Ces engagemens successifs s’étaient prolongés jusqu’au soir. Les chouans, qui tombaient de lassitude et de faim, ne songeaient plus qu’à trouver une retraite lorsqu’une colonne de cinquante patriotes les atteignit en vue des bois de la Chapelle du Bourg-le-Prêtre, et recommença l’attaque. La partie était, cette fois, trop inégale. Jambe-d’Argent ordonna à ses gens de se jeter derrière les buissons et de gagner le fourré, tandis qu’il restait en arrière pour rallier les traînards et occuper l’ennemi ; mais, presque à la lisière du bois, une balle l’atteignit au moment où il faisait face aux bleus, lui laboura la poitrine et sortit par-dessous son épaule. En le voyant tomber, tous les chouans s’arrêtèrent.

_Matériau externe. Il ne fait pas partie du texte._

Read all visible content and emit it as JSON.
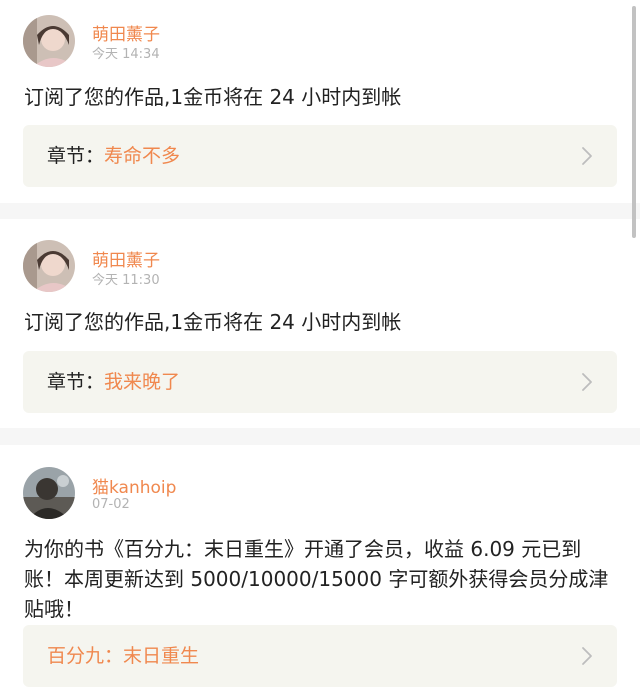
{
  "notifications": [
    {
      "user": "萌田薰子",
      "time": "今天 14:34",
      "message": "订阅了您的作品,1金币将在 24 小时内到帐",
      "chapter_prefix": "章节：",
      "chapter_title": "寿命不多"
    },
    {
      "user": "萌田薰子",
      "time": "今天 11:30",
      "message": "订阅了您的作品,1金币将在 24 小时内到帐",
      "chapter_prefix": "章节：",
      "chapter_title": "我来晚了"
    },
    {
      "user": "猫kanhoip",
      "time": "07-02",
      "message": "为你的书《百分九：末日重生》开通了会员，收益 6.09 元已到账！本周更新达到 5000/10000/15000 字可额外获得会员分成津贴哦！",
      "chapter_prefix": "",
      "chapter_title": "百分九：末日重生"
    }
  ],
  "icons": {
    "chevron": "chevron-right-icon",
    "avatar": "user-avatar"
  },
  "colors": {
    "accent": "#f0884e",
    "timestamp": "#b3b3b3",
    "text": "#222222",
    "chapter_bg": "#f5f5ef",
    "divider": "#f6f6f6"
  }
}
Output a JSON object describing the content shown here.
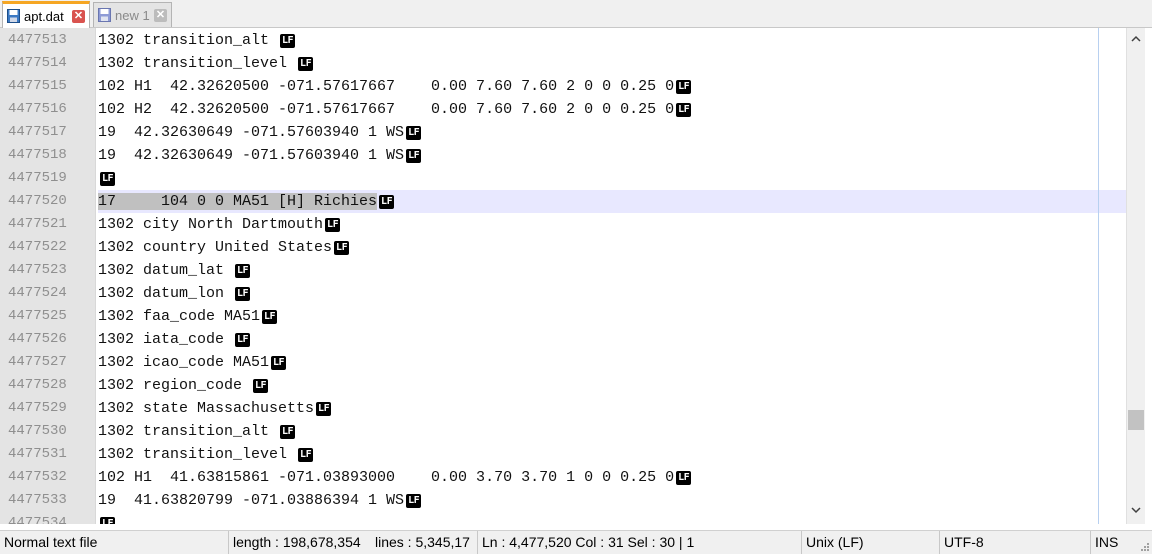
{
  "tabs": [
    {
      "label": "apt.dat",
      "state": "active",
      "icon": "save-disk-icon"
    },
    {
      "label": "new 1",
      "state": "inactive",
      "icon": "save-disk-icon"
    }
  ],
  "editor": {
    "current_line_index": 7,
    "lines": [
      {
        "num": "4477513",
        "text": "1302 transition_alt ",
        "lf": true
      },
      {
        "num": "4477514",
        "text": "1302 transition_level ",
        "lf": true
      },
      {
        "num": "4477515",
        "text": "102 H1  42.32620500 -071.57617667    0.00 7.60 7.60 2 0 0 0.25 0",
        "lf": true
      },
      {
        "num": "4477516",
        "text": "102 H2  42.32620500 -071.57617667    0.00 7.60 7.60 2 0 0 0.25 0",
        "lf": true
      },
      {
        "num": "4477517",
        "text": "19  42.32630649 -071.57603940 1 WS",
        "lf": true
      },
      {
        "num": "4477518",
        "text": "19  42.32630649 -071.57603940 1 WS",
        "lf": true
      },
      {
        "num": "4477519",
        "text": "",
        "lf": true
      },
      {
        "num": "4477520",
        "text": "17     104 0 0 MA51 [H] Richies",
        "lf": true,
        "selected_text": "17     104 0 0 MA51 [H] Richies"
      },
      {
        "num": "4477521",
        "text": "1302 city North Dartmouth",
        "lf": true
      },
      {
        "num": "4477522",
        "text": "1302 country United States",
        "lf": true
      },
      {
        "num": "4477523",
        "text": "1302 datum_lat ",
        "lf": true
      },
      {
        "num": "4477524",
        "text": "1302 datum_lon ",
        "lf": true
      },
      {
        "num": "4477525",
        "text": "1302 faa_code MA51",
        "lf": true
      },
      {
        "num": "4477526",
        "text": "1302 iata_code ",
        "lf": true
      },
      {
        "num": "4477527",
        "text": "1302 icao_code MA51",
        "lf": true
      },
      {
        "num": "4477528",
        "text": "1302 region_code ",
        "lf": true
      },
      {
        "num": "4477529",
        "text": "1302 state Massachusetts",
        "lf": true
      },
      {
        "num": "4477530",
        "text": "1302 transition_alt ",
        "lf": true
      },
      {
        "num": "4477531",
        "text": "1302 transition_level ",
        "lf": true
      },
      {
        "num": "4477532",
        "text": "102 H1  41.63815861 -071.03893000    0.00 3.70 3.70 1 0 0 0.25 0",
        "lf": true
      },
      {
        "num": "4477533",
        "text": "19  41.63820799 -071.03886394 1 WS",
        "lf": true
      },
      {
        "num": "4477534",
        "text": "",
        "lf": true
      }
    ],
    "eol_marker": "LF"
  },
  "statusbar": {
    "file_type": "Normal text file",
    "length": "length : 198,678,354",
    "lines": "lines : 5,345,17",
    "position": "Ln : 4,477,520    Col : 31    Sel : 30 | 1",
    "eol": "Unix (LF)",
    "encoding": "UTF-8",
    "mode": "INS"
  },
  "scrollbar": {
    "position_fraction": 0.84
  },
  "colors": {
    "current_line": "#e8e8ff",
    "selection": "#c0c0c0",
    "gutter": "#e4e4e4",
    "line_number": "#8f8f8f",
    "active_tab_accent": "#f5a623",
    "close_button": "#d9534f"
  }
}
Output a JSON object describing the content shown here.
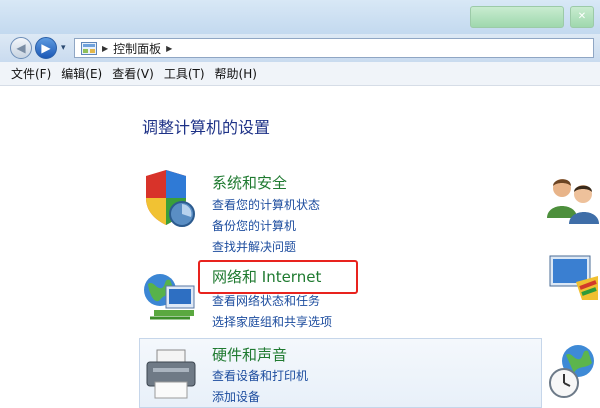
{
  "titlebar": {
    "share_button": "",
    "close_button": "✕"
  },
  "navbar": {
    "back_glyph": "◀",
    "forward_glyph": "▶",
    "dropdown_glyph": "▾",
    "breadcrumb": "控制面板",
    "crumb_arrow": "▶"
  },
  "menu": {
    "items": [
      "文件(F)",
      "编辑(E)",
      "查看(V)",
      "工具(T)",
      "帮助(H)"
    ]
  },
  "main": {
    "title": "调整计算机的设置",
    "categories": [
      {
        "title": "系统和安全",
        "icon": "shield-icon",
        "links": [
          "查看您的计算机状态",
          "备份您的计算机",
          "查找并解决问题"
        ]
      },
      {
        "title": "网络和 Internet",
        "icon": "network-icon",
        "links": [
          "查看网络状态和任务",
          "选择家庭组和共享选项"
        ]
      },
      {
        "title": "硬件和声音",
        "icon": "printer-icon",
        "links": [
          "查看设备和打印机",
          "添加设备"
        ]
      }
    ],
    "right_icons": [
      "user-accounts-icon",
      "appearance-icon",
      "clock-region-icon"
    ]
  },
  "colors": {
    "category_title": "#1f7a30",
    "link": "#1c4c9e",
    "page_title": "#1e3287",
    "highlight": "#e8231e"
  }
}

— Ce n’est qu’un homme mort, dit Jambe-d’Argent, qui vomissait des flots de sang ; sauvez la bande et laissez-moi.

— Non pas, s’écria Priou ; nous avons été ensemble tout petits, et, s’il plaît au bon Dieu, nous mourrons le même jour. Que les autres amusent un peu les patauds, moi je me charge de t’emmener.

Et, enlevant Jambe-d’Argent dans ses bras, il courut avec lui jusqu’au fourré, où les bleus cessèrent de les poursuivre.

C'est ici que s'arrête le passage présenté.